Pasaron los días y llegó el viernes, ese en que las personas se emborrachan inútilmente y los niños intentan ser adultos. La tristeza de los corazones una vez enamorados pendía en el colgante del visitante añejo, el amor moría mientras los enamorados intentaban arrancarse las cadenas del alma. Los encuentros fastidiaban a las personas, quienes solo deseaban perderse en la dulce y mortífera fragancia de la sexualidad ataviada con el falso dios y el pantano viviente de los recuerdos melancólicos y subyugados.

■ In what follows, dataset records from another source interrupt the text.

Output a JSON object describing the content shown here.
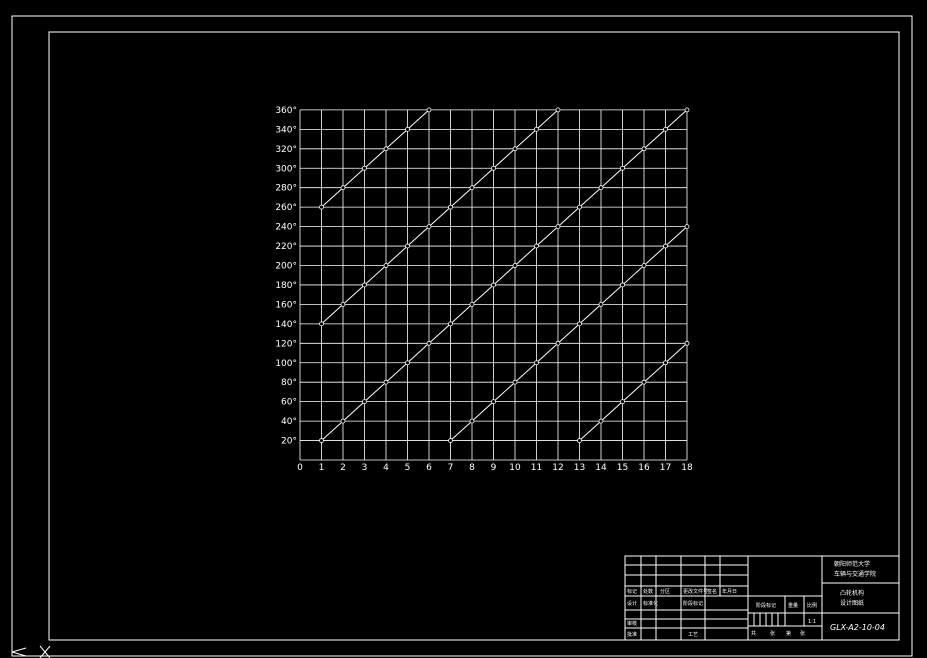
{
  "chart_data": {
    "type": "line",
    "title": "",
    "xlabel": "",
    "ylabel": "",
    "xlim": [
      0,
      18
    ],
    "ylim": [
      0,
      360
    ],
    "grid": true,
    "x_ticks": [
      "0",
      "1",
      "2",
      "3",
      "4",
      "5",
      "6",
      "7",
      "8",
      "9",
      "10",
      "11",
      "12",
      "13",
      "14",
      "15",
      "16",
      "17",
      "18"
    ],
    "y_ticks": [
      "20°",
      "40°",
      "60°",
      "80°",
      "100°",
      "120°",
      "140°",
      "160°",
      "180°",
      "200°",
      "220°",
      "240°",
      "260°",
      "280°",
      "300°",
      "320°",
      "340°",
      "360°"
    ],
    "series": [
      {
        "x": [
          1,
          2,
          3,
          4,
          5,
          6
        ],
        "y": [
          260,
          280,
          300,
          320,
          340,
          360
        ]
      },
      {
        "x": [
          1,
          2,
          3,
          4,
          5,
          6,
          7,
          8,
          9,
          10,
          11,
          12
        ],
        "y": [
          140,
          160,
          180,
          200,
          220,
          240,
          260,
          280,
          300,
          320,
          340,
          360
        ]
      },
      {
        "x": [
          1,
          2,
          3,
          4,
          5,
          6,
          7,
          8,
          9,
          10,
          11,
          12,
          13,
          14,
          15,
          16,
          17,
          18
        ],
        "y": [
          20,
          40,
          60,
          80,
          100,
          120,
          140,
          160,
          180,
          200,
          220,
          240,
          260,
          280,
          300,
          320,
          340,
          360
        ]
      },
      {
        "x": [
          7,
          8,
          9,
          10,
          11,
          12,
          13,
          14,
          15,
          16,
          17,
          18
        ],
        "y": [
          20,
          40,
          60,
          80,
          100,
          120,
          140,
          160,
          180,
          200,
          220,
          240
        ]
      },
      {
        "x": [
          13,
          14,
          15,
          16,
          17,
          18
        ],
        "y": [
          20,
          40,
          60,
          80,
          100,
          120
        ]
      }
    ]
  },
  "title_block": {
    "school_line1": "朝阳师范大学",
    "school_line2": "车辆与交通学院",
    "part_line1": "凸轮机构",
    "part_line2": "设计图纸",
    "drawing_number": "GLX-A2-10-04",
    "cells": {
      "r1c1": "标记",
      "r1c2": "处数",
      "r1c3": "分区",
      "r1c4": "更改文件号",
      "r1c5": "签名",
      "r1c6": "年月日",
      "design": "设计",
      "std": "标准化",
      "proc_stage": "阶段标记",
      "weight": "重量",
      "scale": "比例",
      "check": "审核",
      "process": "工艺",
      "approve": "批准",
      "ratio": "1:1",
      "sheet_a": "共",
      "sheet_count": "张",
      "sheet_b": "第",
      "sheet_no": "张"
    }
  }
}
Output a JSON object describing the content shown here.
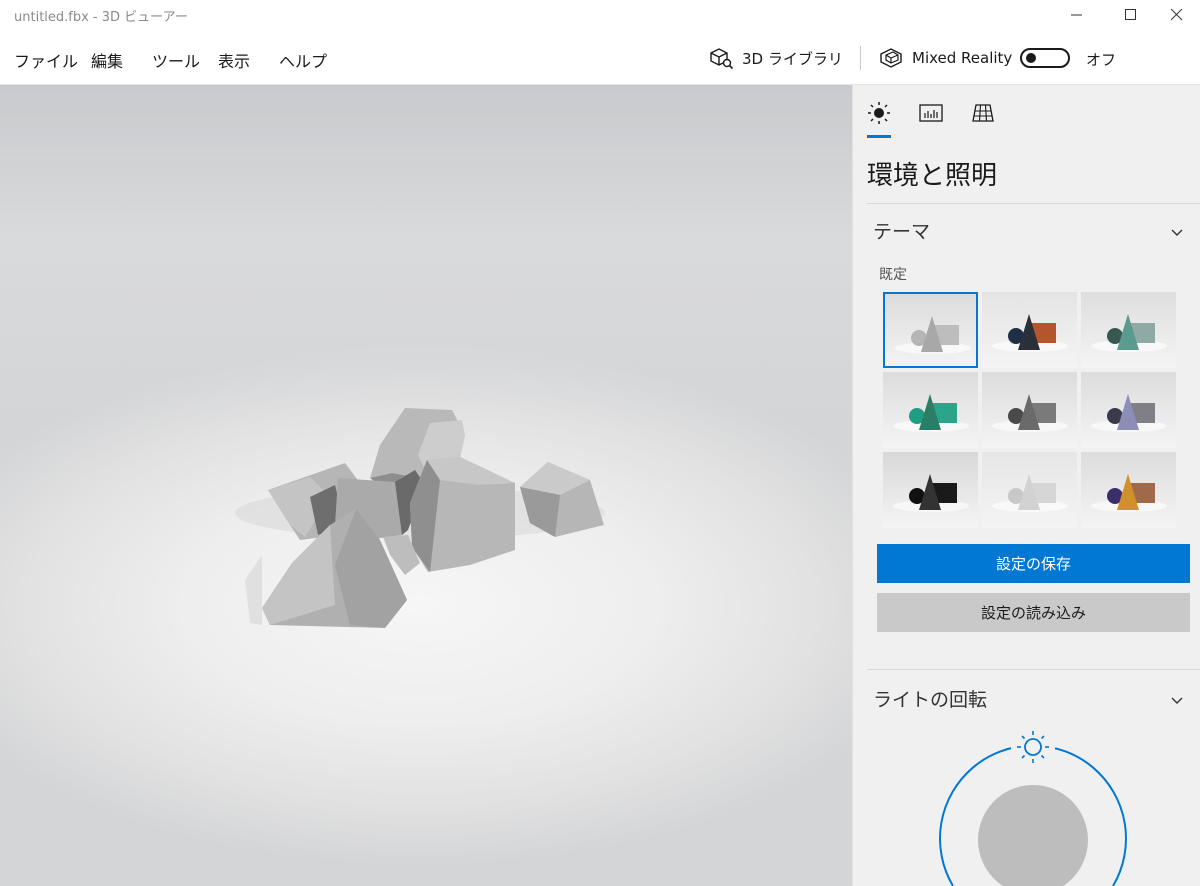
{
  "window": {
    "title": "untitled.fbx - 3D ビューアー"
  },
  "menu": {
    "items": [
      "ファイル",
      "編集",
      "ツール",
      "表示",
      "ヘルプ"
    ],
    "library_label": "3D ライブラリ",
    "mixed_reality_label": "Mixed Reality",
    "mixed_reality_state": "オフ"
  },
  "panel": {
    "tabs": [
      "sun-icon",
      "stats-icon",
      "grid-icon"
    ],
    "title": "環境と照明",
    "theme_section": {
      "heading": "テーマ",
      "sub_label": "既定",
      "selected_index": 0,
      "themes": [
        {
          "ball": "#b5b5b5",
          "cone": "#a8a8a8",
          "box": "#bdbdbd",
          "bg": "#dcdcdc"
        },
        {
          "ball": "#1f2f44",
          "cone": "#2a2f3a",
          "box": "#b4552e",
          "bg": "#e4e4e4"
        },
        {
          "ball": "#37574f",
          "cone": "#5a9a8f",
          "box": "#8fa9a4",
          "bg": "#dedede"
        },
        {
          "ball": "#1f9e84",
          "cone": "#2a7d66",
          "box": "#2aa58a",
          "bg": "#dcdcdc"
        },
        {
          "ball": "#4a4a4a",
          "cone": "#6a6a6a",
          "box": "#7a7a7a",
          "bg": "#dcdcdc"
        },
        {
          "ball": "#3a3a4a",
          "cone": "#8b8fb8",
          "box": "#7f7f85",
          "bg": "#dcdcdc"
        },
        {
          "ball": "#111111",
          "cone": "#333333",
          "box": "#1a1a1a",
          "bg": "#d8d8d8"
        },
        {
          "ball": "#c8c8c8",
          "cone": "#d2d2d2",
          "box": "#d6d6d6",
          "bg": "#e6e6e6"
        },
        {
          "ball": "#3a2f6a",
          "cone": "#d0902c",
          "box": "#a06a4a",
          "bg": "#dcdcdc"
        }
      ]
    },
    "save_label": "設定の保存",
    "load_label": "設定の読み込み",
    "light_section": {
      "heading": "ライトの回転"
    }
  },
  "colors": {
    "accent": "#0078d4"
  }
}
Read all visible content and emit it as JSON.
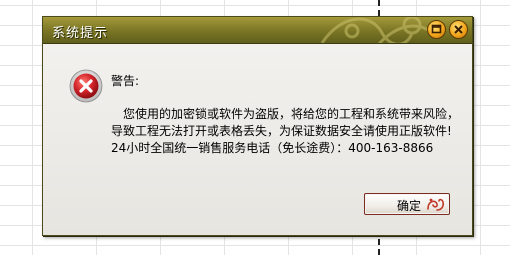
{
  "dialog": {
    "title": "系统提示",
    "heading": "警告:",
    "message_lines": [
      "您使用的加密锁或软件为盗版，将给您的工程和系统带来风险，",
      "导致工程无法打开或表格丢失，为保证数据安全请使用正版软件!",
      "24小时全国统一销售服务电话（免长途费）：400-163-8866"
    ],
    "ok_label": "确定",
    "icons": {
      "error": "error-x-icon",
      "maximize": "maximize-icon",
      "close": "close-icon"
    },
    "colors": {
      "titlebar": "#7d7826",
      "button_orange": "#f2a51a",
      "error_red": "#d4252b"
    }
  }
}
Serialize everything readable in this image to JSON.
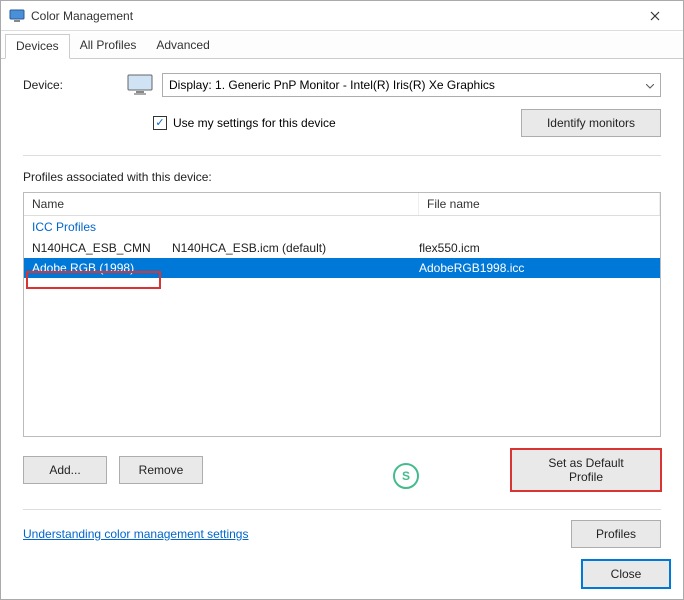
{
  "title": "Color Management",
  "tabs": {
    "devices": "Devices",
    "all": "All Profiles",
    "advanced": "Advanced"
  },
  "device": {
    "label": "Device:",
    "selected": "Display: 1. Generic PnP Monitor - Intel(R) Iris(R) Xe Graphics",
    "use_settings": "Use my settings for this device",
    "identify": "Identify monitors"
  },
  "profiles": {
    "heading": "Profiles associated with this device:",
    "col_name": "Name",
    "col_file": "File name",
    "group": "ICC Profiles",
    "rows": [
      {
        "name": "N140HCA_ESB_CMN",
        "default": "N140HCA_ESB.icm (default)",
        "file": "flex550.icm",
        "selected": false
      },
      {
        "name": "Adobe RGB (1998)",
        "default": "",
        "file": "AdobeRGB1998.icc",
        "selected": true
      }
    ]
  },
  "buttons": {
    "add": "Add...",
    "remove": "Remove",
    "set_default": "Set as Default Profile",
    "profiles": "Profiles",
    "close": "Close"
  },
  "link": "Understanding color management settings",
  "watermark": "S"
}
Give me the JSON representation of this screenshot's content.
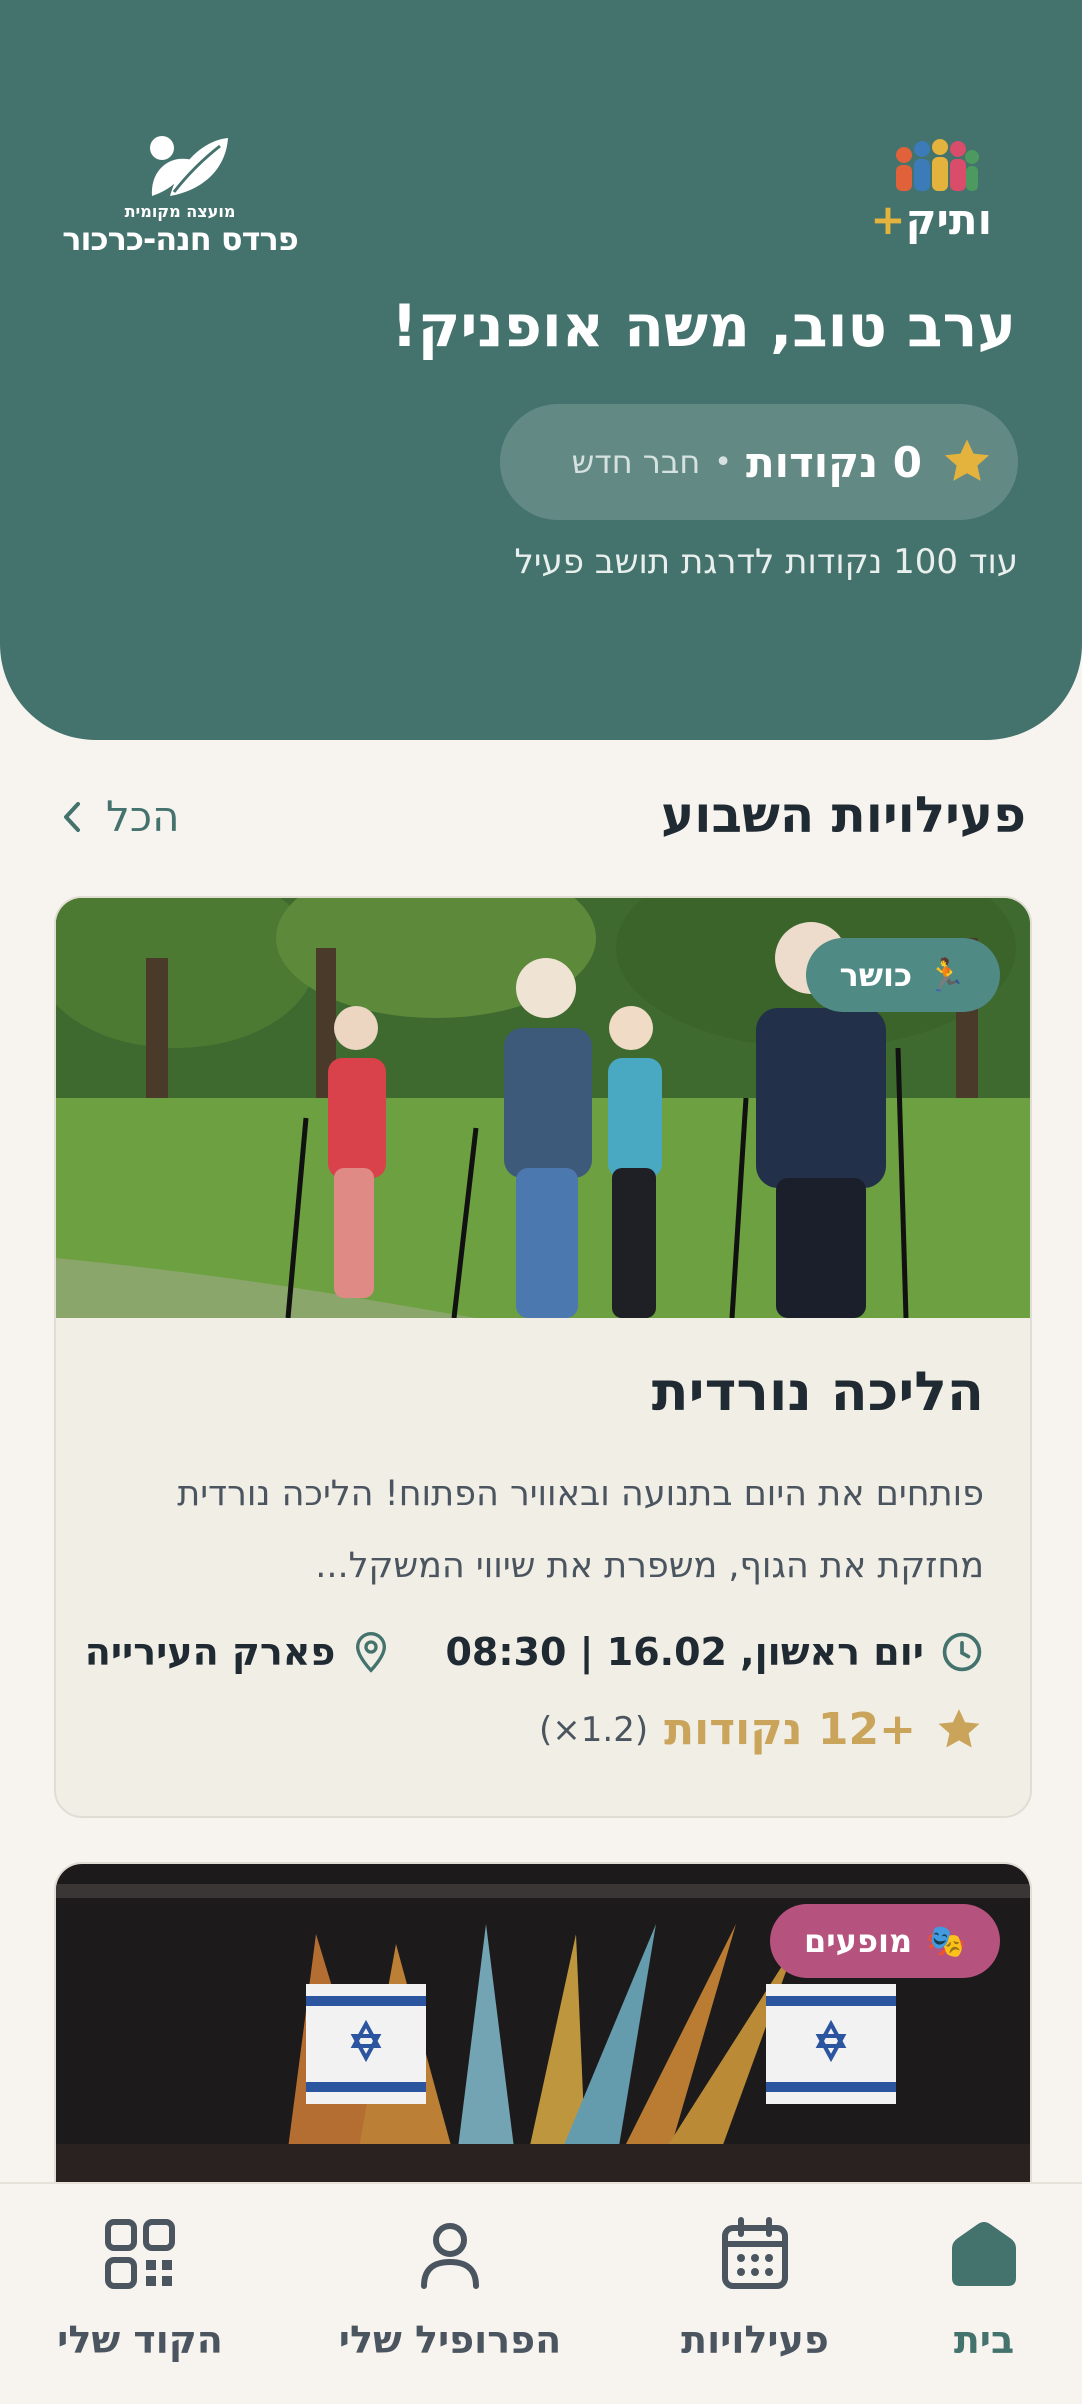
{
  "header": {
    "logo_left_small": "מועצה מקומית",
    "logo_left_big": "פרדס חנה-כרכור",
    "logo_right_text": "ותיק",
    "logo_right_plus": "+",
    "greeting": "ערב טוב, משה אופניק!",
    "points": "0 נקודות",
    "separator": "•",
    "level": "חבר חדש",
    "progress_text": "עוד 100 נקודות לדרגת תושב פעיל"
  },
  "section": {
    "title": "פעילויות השבוע",
    "see_all": "הכל"
  },
  "activities": [
    {
      "badge_emoji": "🏃",
      "badge": "כושר",
      "badge_color": "#4f8a84",
      "title": "הליכה נורדית",
      "description": "פותחים את היום בתנועה ובאוויר הפתוח! הליכה נורדית מחזקת את הגוף, משפרת את שיווי המשקל...",
      "datetime": "יום ראשון, 16.02 | 08:30",
      "location": "פארק העירייה",
      "reward": "+12 נקודות",
      "multiplier": "(1.2×)"
    },
    {
      "badge_emoji": "🎭",
      "badge": "מופעים",
      "badge_color": "#b5527e"
    }
  ],
  "nav": {
    "home": "בית",
    "activities": "פעילויות",
    "profile": "הפרופיל שלי",
    "code": "הקוד שלי"
  },
  "colors": {
    "primary": "#44726d",
    "background": "#f7f4ef",
    "gold": "#c9a45a"
  }
}
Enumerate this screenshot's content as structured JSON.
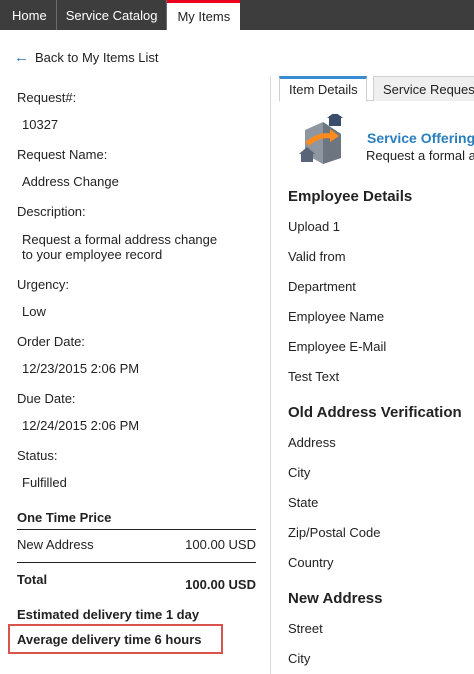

–La prostitución es una buena forma de satisfacer los deseos de los hombres y, quizás, igualmente de las mujeres– afirmaba el profesor G durante la clase.

–Y entonces ¿no es tan malo como se cree? Mis padres dicen que sí todo el tiempo, pero yo no lo sé –preguntaba uno de los alumnos que era católico.

–Todo depende de la perspectiva, comúnmente se indica como algo execrable y pecaminoso –exclamó sarcásticamente el profesor G–, pero eso es de gente anticuada. Hoy en día la prostitución es tan aceptable como el ser mismo.

–Pero ¿qué hay de las infecciones? Dicen que esas mujeres tienen muchas y muy graves –inquirió otro de los más avezados que nunca se callaba.

–Y ¿qué el mundo no es una enfermedad? ¿Acaso no todo lo que comemos, respiramos y creemos adorar resulta dañino? El punto es solo tener cuidado, es un placer válido. Pero ¡ustedes qué van a saber, si esas mujeres son excelentes personas! Les apuesto a que deben ser los seres más puros de esta existencia.

En el fondo, Alister no sabía qué criterio formarse respecto a tal coloquio. Seguramente sus padres no lo aprobarían, pero ¿eso qué importaba ya? Él no era producto de las costumbres familiares, o ¿sí? De algún modo, no se sentía libre de las ataduras a las cuales se sometían las personas. De pronto, tan fulminante como aquella noche con Cecila, sintió una insostenible erección, la cual emergía desde su cerebro, incitada por el hecho de la prostitución.

–Y esas mujeres ¿no sufrirán? ¿Cómo puede ser que no se cansen? Mi abuelita dice que son cosas del diablo –exclamó una chiquilla con lentes opacos.

–Nadie dijo que no sufrieran, lo hacen como todos. Pero el mundo es un sufrimiento sin fin alguno, así que esas mujeres solo representan la viva imagen del absurdo. Y ¿qué si se cansan? Quizá todos estemos cansados de vivir; no obstante, seguimos adelante, ya sea por obligación, ya sea por indiferencia al suicidio y por el rechazo al fulgor del descanso prometido.

Los jóvenes estudiantes nunca entendían la forma de hablar del profesor G. Él no era como ningún otro profesor; de hecho, ni siquiera sospechaban que fuese como algún otro humano, excepto como Alister. Ellos dos eran grandes amigos, siempre charlaban sobre temas incomprensibles para los demás. La chica de los lentes opacos, en una de las asesorías, contó que el profesor G hablaba abiertamente sobre religión, política, ocultismo, misticismo, teosofía, conspiraciones, sociedades secretas, la banca judía, los complots, el existencialismo, la filosofía, la metafísica, libros extraños, viajes en el tiempo, universos paralelos, el alma, los sueños, los alienígenas, entre otros.

–Y ¿cómo es que puede saber tanto? –se preguntaban los demás jóvenes al escuchar las asombrosas historias sobre el profesor G.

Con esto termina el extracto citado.